Example 4: The onco-IDT paradigm
Background
The ability to evade immune surveillance and destruction is a hallmark of cancer96. Immunotherapy approaches have significantly improved cancer outcomes for several cancer types97. During oncogenesis, the immune system activates a multifaceted response involving innate and adaptive immune systems. However, cancer cells and their environment progressively evade immune surveillance by down-regulating major histocompatibility complexes (MHC) and upregulating immune checkpoint proteins98,99. Cancerous, immune, and stromal cells are the critical components of the tumour microenvironment (TME), and their interplay represents a complex system.

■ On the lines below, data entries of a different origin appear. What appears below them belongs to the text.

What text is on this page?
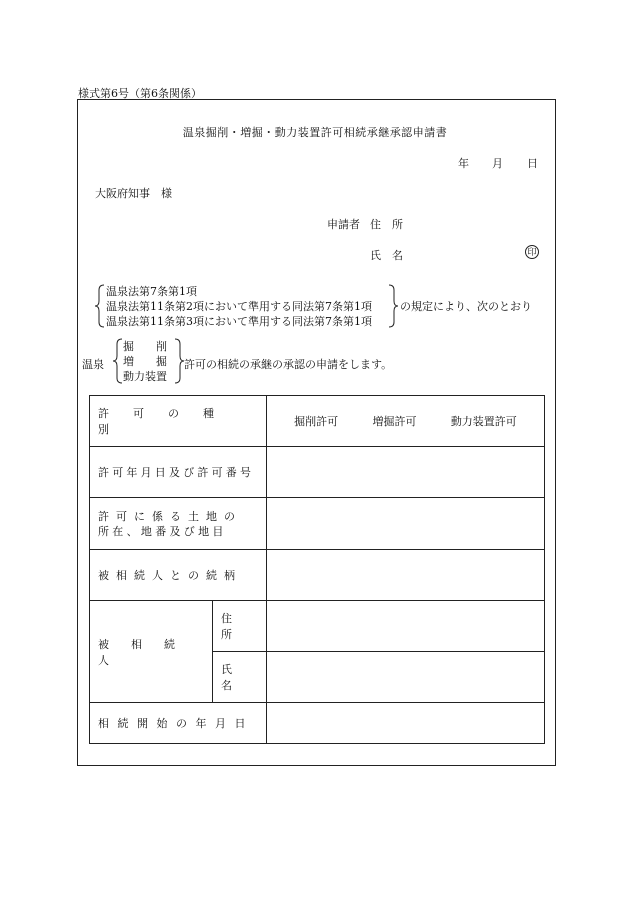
様式第6号（第6条関係）
温泉掘削・増掘・動力装置許可相続承継承認申請書
年 月 日
大阪府知事　様
申請者 住　所
氏　名	印
温泉法第7条第1項
温泉法第11条第2項において準用する同法第7条第1項
温泉法第11条第3項において準用する同法第7条第1項
の規定により、次のとおり
温泉
掘削
増掘
動力装置
許可の相続の承継の承認の申請をします。
許可の種別		掘削許可 増掘許可 動力装置許可

許可年月日及び許可番号		

許可に係る土地の
所在、地番及び地目		

被相続人との続柄		

被相続人	住所	

	氏名	

相続開始の年月日		
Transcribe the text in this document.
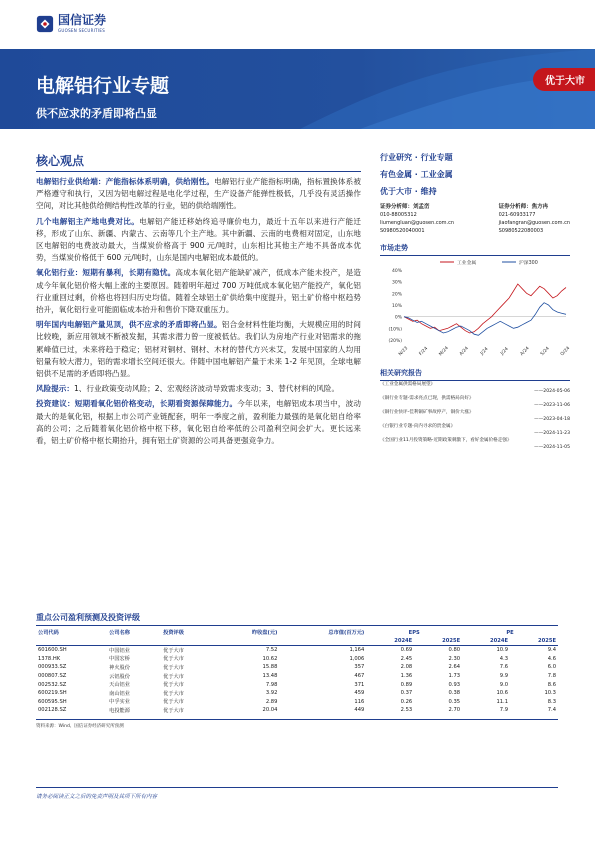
国信证券
GUOSEN SECURITIES
电解铝行业专题
供不应求的矛盾即将凸显
优于大市
核心观点
电解铝行业供给端：产能指标体系明确，供给刚性。电解铝行业产能指标明确，指标置换体系被严格遵守和执行，又因为铝电解过程是电化学过程，生产设备产能弹性极低，几乎没有灵活操作空间，对比其他供给侧结构性改革的行业，铝的供给端刚性。
几个电解铝主产地电费对比。电解铝产能迁移始终追寻廉价电力，最近十五年以来进行产能迁移，形成了山东、新疆、内蒙古、云南等几个主产地。其中新疆、云南的电费相对固定，山东地区电解铝的电费波动最大，当煤炭价格高于 900 元/吨时，山东相比其他主产地不具备成本优势，当煤炭价格低于 600 元/吨时，山东是国内电解铝成本最低的。
氧化铝行业：短期有暴利，长期有隐忧。高成本氧化铝产能缺矿减产，低成本产能未投产，是造成今年氧化铝价格大幅上涨的主要原因。随着明年超过 700 万吨低成本氧化铝产能投产，氧化铝行业重回过剩，价格也将回归历史均值。随着全球铝土矿供给集中度提升，铝土矿价格中枢趋势抬升，氧化铝行业可能面临成本抬升和售价下降双重压力。
明年国内电解铝产量见顶，供不应求的矛盾即将凸显。铝合金材料性能均衡，大规模应用的时间比较晚，新应用领域不断被发掘，其需求潜力曾一度被低估。我们认为房地产行业对铝需求的拖累峰值已过，未来将趋于稳定；铝材对铜材、钢材、木材的替代方兴未艾，发展中国家的人均用铝量有较大潜力，铝的需求增长空间还很大。伴随中国电解铝产量于未来 1-2 年见顶，全球电解铝供不足需的矛盾即将凸显。
风险提示：1、行业政策变动风险；2、宏观经济波动导致需求变动；3、替代材料的风险。
投资建议：短期看氧化铝价格变动，长期看资源保障能力。今年以来，电解铝成本项当中，波动最大的是氧化铝，根据上市公司产业链配套，明年一季度之前，盈利能力最强的是氧化铝自给率高的公司；之后随着氧化铝价格中枢下移，氧化铝自给率低的公司盈利空间会扩大。更长远来看，铝土矿价格中枢长期抬升，拥有铝土矿资源的公司具备更强竞争力。
行业研究 · 行业专题
有色金属 · 工业金属
优于大市 · 维持
证券分析师：刘孟峦
010-88005312
liumengluan@guosen.com.cn
S0980520040001
证券分析师：焦方冉
021-60933177
jiaofangran@guosen.com.cn
S0980522080003
市场走势
40%
30%
20%
10%
0%
(10%)
(20%)
N/23 F/24 M/24 A/24	J/24	J/24 A/24 S/24 O/24
工业金属	沪深300
相关研究报告
《工业金属供需格局展望》
——2024-05-06
《铜行业专题-需求亮点已现，供需格局向好》
——2023-11-06
《铜行业快评-佳利铜矿事故停产，铜价大涨》
——2023-04-18
《白银行业专题-向内寻求的贵金属》
——2024-11-23
《全国行业11月投资策略-近期政策刺激下，看好金属价格走强》
——2024-11-05
重点公司盈利预测及投资评级
公司代码	公司名称	投资评级	昨收盘(元)	总市值(百万元)	EPS		PE	
					2024E	2025E	2024E	2025E
601600.SH	中国铝业	优于大市	7.52	1,164	0.69	0.80	10.9	9.4
1378.HK	中国宏桥	优于大市	10.62	1,006	2.45	2.30	4.3	4.6
000933.SZ	神火股份	优于大市	15.88	357	2.08	2.64	7.6	6.0
000807.SZ	云铝股份	优于大市	13.48	467	1.36	1.73	9.9	7.8
002532.SZ	天山铝业	优于大市	7.98	371	0.89	0.93	9.0	8.6
600219.SH	南山铝业	优于大市	3.92	459	0.37	0.38	10.6	10.3
600595.SH	中孚实业	优于大市	2.89	116	0.26	0.35	11.1	8.3
002128.SZ	电投能源	优于大市	20.04	449	2.53	2.70	7.9	7.4
资料来源：Wind、国信证券经济研究所预测
请务必阅读正文之后的免责声明及其项下所有内容
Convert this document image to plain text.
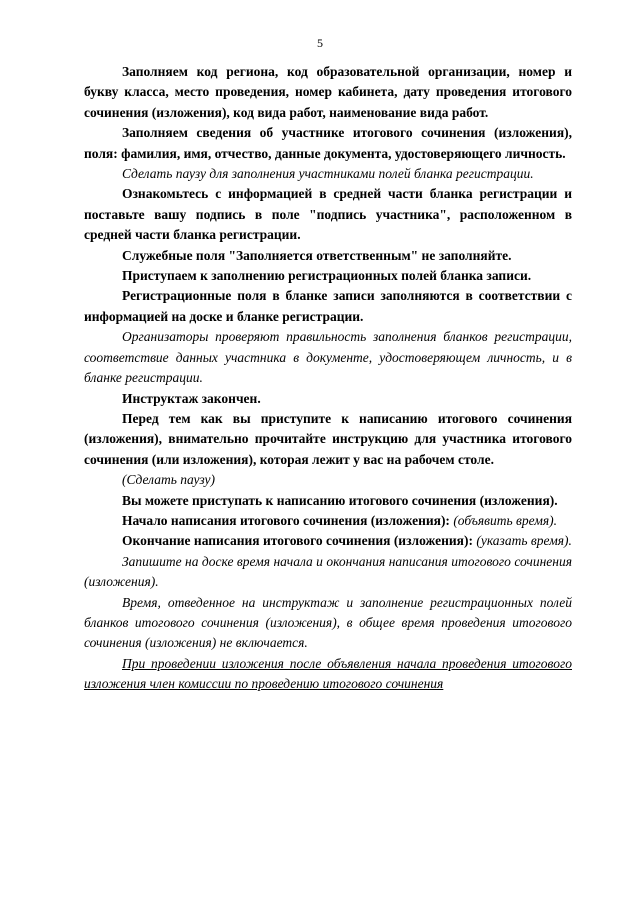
5

Заполняем код региона, код образовательной организации, номер и букву класса, место проведения, номер кабинета, дату проведения итогового сочинения (изложения), код вида работ, наименование вида работ.

Заполняем сведения об участнике итогового сочинения (изложения), поля: фамилия, имя, отчество, данные документа, удостоверяющего личность.

Сделать паузу для заполнения участниками полей бланка регистрации.

Ознакомьтесь с информацией в средней части бланка регистрации и поставьте вашу подпись в поле "подпись участника", расположенном в средней части бланка регистрации.

Служебные поля "Заполняется ответственным" не заполняйте.

Приступаем к заполнению регистрационных полей бланка записи.

Регистрационные поля в бланке записи заполняются в соответствии с информацией на доске и бланке регистрации.

Организаторы проверяют правильность заполнения бланков регистрации, соответствие данных участника в документе, удостоверяющем личность, и в бланке регистрации.

Инструктаж закончен.

Перед тем как вы приступите к написанию итогового сочинения (изложения), внимательно прочитайте инструкцию для участника итогового сочинения (или изложения), которая лежит у вас на рабочем столе.

(Сделать паузу)

Вы можете приступать к написанию итогового сочинения (изложения).

Начало написания итогового сочинения (изложения): (объявить время).

Окончание написания итогового сочинения (изложения): (указать время).

Запишите на доске время начала и окончания написания итогового сочинения (изложения).

Время, отведенное на инструктаж и заполнение регистрационных полей бланков итогового сочинения (изложения), в общее время проведения итогового сочинения (изложения) не включается.

При проведении изложения после объявления начала проведения итогового изложения член комиссии по проведению итогового сочинения
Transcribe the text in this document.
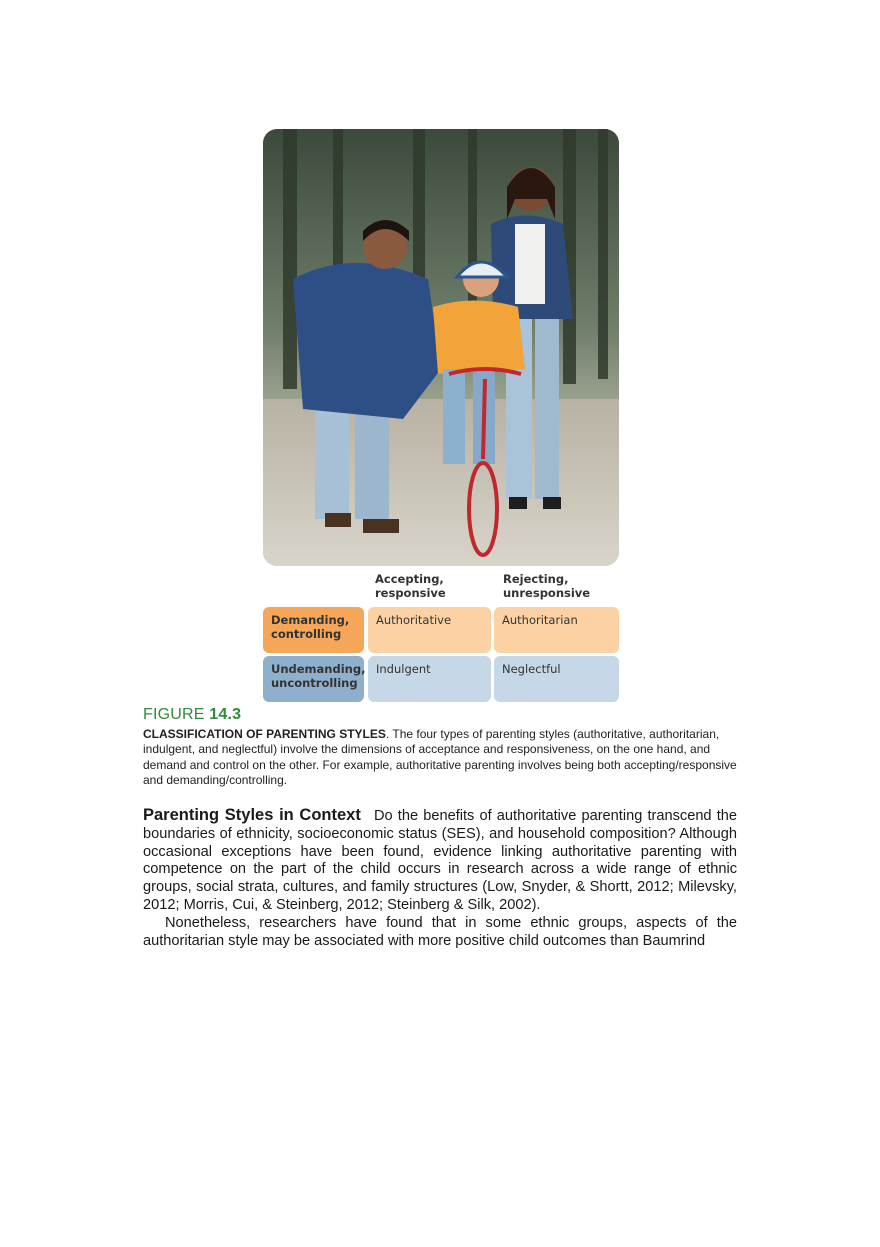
Accepting,
responsive
Rejecting,
unresponsive
Demanding,
controlling
Authoritative	Authoritarian
Undemanding,
uncontrolling
Indulgent	Neglectful
FIGURE 14.3
CLASSIFICATION OF PARENTING STYLES. The four types of parenting styles (authoritative, authoritarian, indulgent, and neglectful) involve the dimensions of acceptance and responsiveness, on the one hand, and demand and control on the other. For example, authoritative parenting involves being both accepting/responsive and demanding/controlling.

Parenting Styles in Context Do the benefits of authoritative parenting transcend the boundaries of ethnicity, socioeconomic status (SES), and household composition? Although occasional exceptions have been found, evidence linking authoritative parenting with competence on the part of the child occurs in research across a wide range of ethnic groups, social strata, cultures, and family structures (Low, Snyder, & Shortt, 2012; Milevsky, 2012; Morris, Cui, & Steinberg, 2012; Steinberg & Silk, 2002).

Nonetheless, researchers have found that in some ethnic groups, aspects of the authoritarian style may be associated with more positive child outcomes than Baumrind
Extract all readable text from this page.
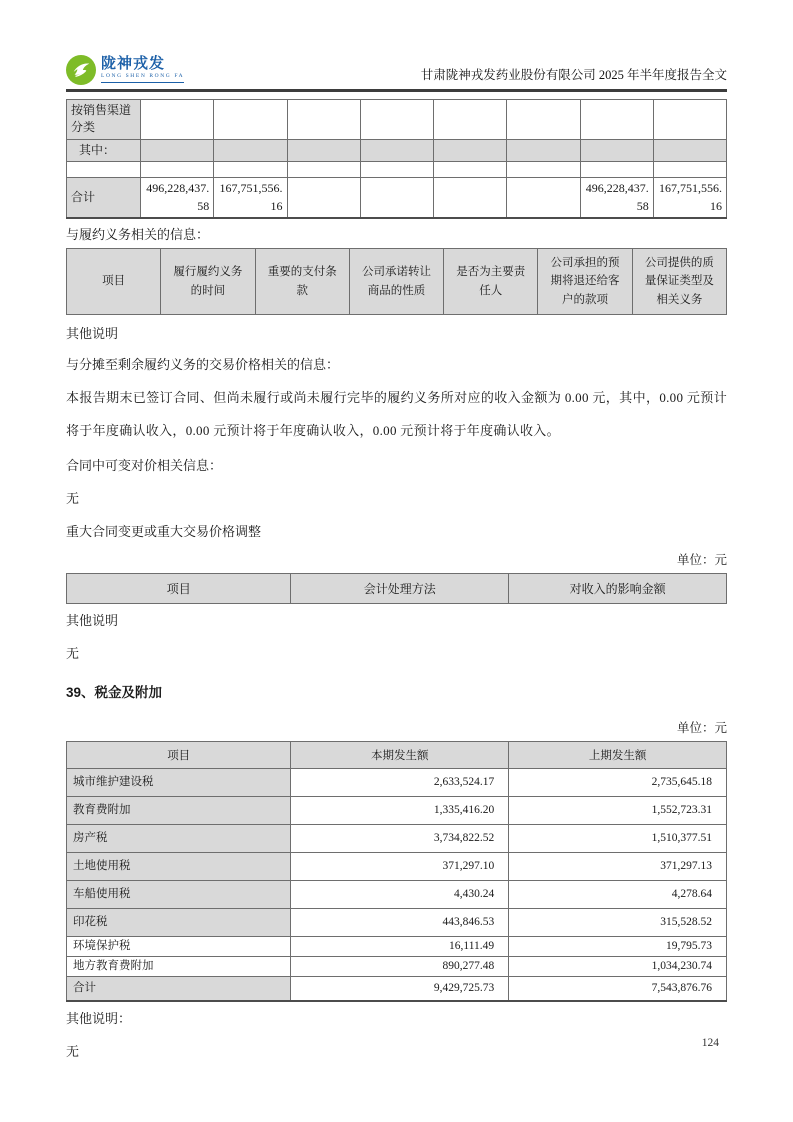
陇神戎发
LONG SHEN RONG FA	甘肃陇神戎发药业股份有限公司 2025 年半年度报告全文
按销售渠道分类								
其中：								

合计	496,228,437.58	167,751,556.16					496,228,437.58	167,751,556.16
与履约义务相关的信息：
项目	履行履约义务的时间	重要的支付条款	公司承诺转让商品的性质	是否为主要责任人	公司承担的预期将退还给客户的款项	公司提供的质量保证类型及相关义务
其他说明
与分摊至剩余履约义务的交易价格相关的信息：
本报告期末已签订合同、但尚未履行或尚未履行完毕的履约义务所对应的收入金额为 0.00 元，其中，0.00 元预计将于年度确认收入，0.00 元预计将于年度确认收入，0.00 元预计将于年度确认收入。
合同中可变对价相关信息：
无
重大合同变更或重大交易价格调整
单位：元
项目	会计处理方法	对收入的影响金额
其他说明
无
39、税金及附加
单位：元
项目	本期发生额	上期发生额
城市维护建设税	2,633,524.17	2,735,645.18
教育费附加	1,335,416.20	1,552,723.31
房产税	3,734,822.52	1,510,377.51
土地使用税	371,297.10	371,297.13
车船使用税	4,430.24	4,278.64
印花税	443,846.53	315,528.52
环境保护税	16,111.49	19,795.73
地方教育费附加	890,277.48	1,034,230.74
合计	9,429,725.73	7,543,876.76
其他说明：
无
124
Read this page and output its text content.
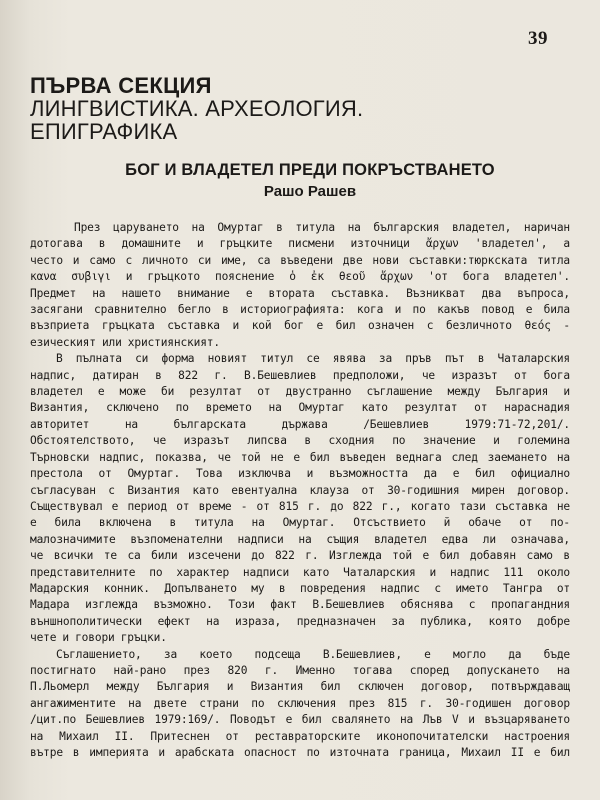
39
ПЪРВА СЕКЦИЯ
ЛИНГВИСТИКА. АРХЕОЛОГИЯ.
ЕПИГРАФИКА
БОГ И ВЛАДЕТЕЛ ПРЕДИ ПОКРЪСТВАНЕТО
Рашо Рашев
През царуването на Омуртаг в титула на българския владетел, наричан
дотогава в домашните и гръцките писмени източници ἄρχων 'владетел', а
често и само с личното си име, са въведени две нови съставки:тюркската титла
κανα συβιγι и гръцкото пояснение ὁ ἐκ θεοῦ ἄρχων 'от бога владетел'.
Предмет на нашето внимание е втората съставка. Възникват два въпроса,
засягани сравнително бегло в историографията: кога и по какъв повод е била
възприета гръцката съставка и кой бог е бил означен с безличното θεός -
езическият или християнският.
В пълната си форма новият титул се явява за пръв път в Чаталарския
надпис, датиран в 822 г. В.Бешевлиев предположи, че изразът от бога
владетел е може би резултат от двустранно съглашение между България и
Византия, сключено по времето на Омуртаг като резултат от нараснадия
авторитет на българската държава /Бешевлиев 1979:71-72,201/.
Обстоятелството, че изразът липсва в сходния по значение и големина
Търновски надпис, показва, че той не е бил въведен веднага след заемането на
престола от Омуртаг. Това изключва и възможността да е бил официално
съгласуван с Византия като евентуална клауза от 30-годишния мирен договор.
Съществувал е период от време - от 815 г. до 822 г., когато тази съставка не
е била включена в титула на Омуртаг. Отсъствието й обаче от по-
малозначимите възпоменателни надписи на същия владетел едва ли означава,
че всички те са били изсечени до 822 г. Изглежда той е бил добавян само в
представителните по характер надписи като Чаталарския и надпис 111 около
Мадарския конник. Допълването му в повредения надпис с името Тангра от
Мадара изглежда възможно. Този факт В.Бешевлиев обяснява с пропагандния
външнополитически ефект на израза, предназначен за публика, която добре
чете и говори гръцки.
Съглашението, за което подсеща В.Бешевлиев, е могло да бъде
постигнато най-рано през 820 г. Именно тогава според допускането на
П.Льомерл между България и Византия бил сключен договор, потвърждаващ
ангажиментите на двете страни по сключения през 815 г. 30-годишен договор
/цит.по Бешевлиев 1979:169/. Поводът е бил свалянето на Лъв V и възцаряването
на Михаил II. Притеснен от реставраторските иконопочитателски настроения
вътре в империята и арабската опасност по източната граница, Михаил II е бил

The US National Cancer Institute and the US Department of Energy have started to explore the development and implementation of predictive Cancer Patient Digital Twins for personalised treatment100.
Objective
The main aim of Onco-IDTs would be to provide a computational representation of the patient’s cancer disease, including the interactions between cancer cells, tumour-associated cells, and the immune system. An ideal Onco-IDT should have the ability to be calibrated to patient’s data and used for clinical decision support. An Onco-IDT should include elements like the TME, neo-angiogenesis, pre-metastatic and metastatic conditions, and system-level information like blood and lymphatic transport. Today, personalised therapy in oncology is making progress in identifying cancer-driver mutations for each patient101 or cellular patterns linked with disease state/progression102–104. Successful implementations of in silico mechanistic models led to the identification of optimal treatments with minimal toxicity in melanoma and breast cancer105,106. Recently, patient-specific Boolean models of signalling networks were used to guide personalised treatments107.
Implementation suggestion
A possible implementation of an Onco-IDT can draw inspiration from the multiscale model of the different modes of cancer cell invasion described in ref. 108. The framework includes agent-based modelling and continuous time Markov processes applied on Boolean network models. The model is focused on cell migration considering not only spatial information obtained from the agent-based simulation but also intracellular regulation obtained from the Boolean model. It could be expanded to account for more complex phenotypes and interactions of tumour cells with cells from TME and immune cells, and also adapted to include clinical features and patient-derived characteristics. An Onco-IDT could be employed to optimise treatments and treatment combinations and potentially predict response to a particular treatment for individual patients.
Input data
Extensive cell phenotyping, genetic testing, and sequencing of tumour material is possible but requires tissue obtained by biopsy. The biopsy-based molecular subtyping provides direct data on a tumour’s current state and microenvironment, and single-cell techniques are powerful tools to capture natural and pharmacologically induced tumour immunity109. However, cancer genomics-guided approaches harnessing or targeting the immune system are still in their infancy, and surrogate markers are used. Also, biopsies are invasive and usually reserved for diagnostics, limiting their ability to track tumour development over time and sample intra- and inter-tumoral heterogeneity. Data and measurements from non or semi-invasive interventions, such as electronic health records, radiological imaging, and serological (circulating tumour cells and circulating tumour DNA) or molecular data that could inform about the patient’s inflammatory state, can be integrated with the biopsy data points. In addition, blood samples can provide insights into relevant drug pharmacokinetic (PK) processes, while wearables can offer additional information regarding vital signs, body temperature, and physical activity levels.
Potential impact
An effective Onco-IDT will provide oncologists with a dynamic clinical decision-support platform, aiding prognosis and disease management. More specifically, the Onco-IDT could contribute significantly to prognostic predictions regarding disease course, considering factors like metastatic capacity and patient survival. Additionally, it could offer actionable insights concerning therapeutic interventions, involving selecting the most effective therapy that maximises benefits while minimising side effects and adverse outcomes. Therapeutic decisions might also be optimised to select effective monotherapies versus combination therapies, drug doses, and treatment schedules.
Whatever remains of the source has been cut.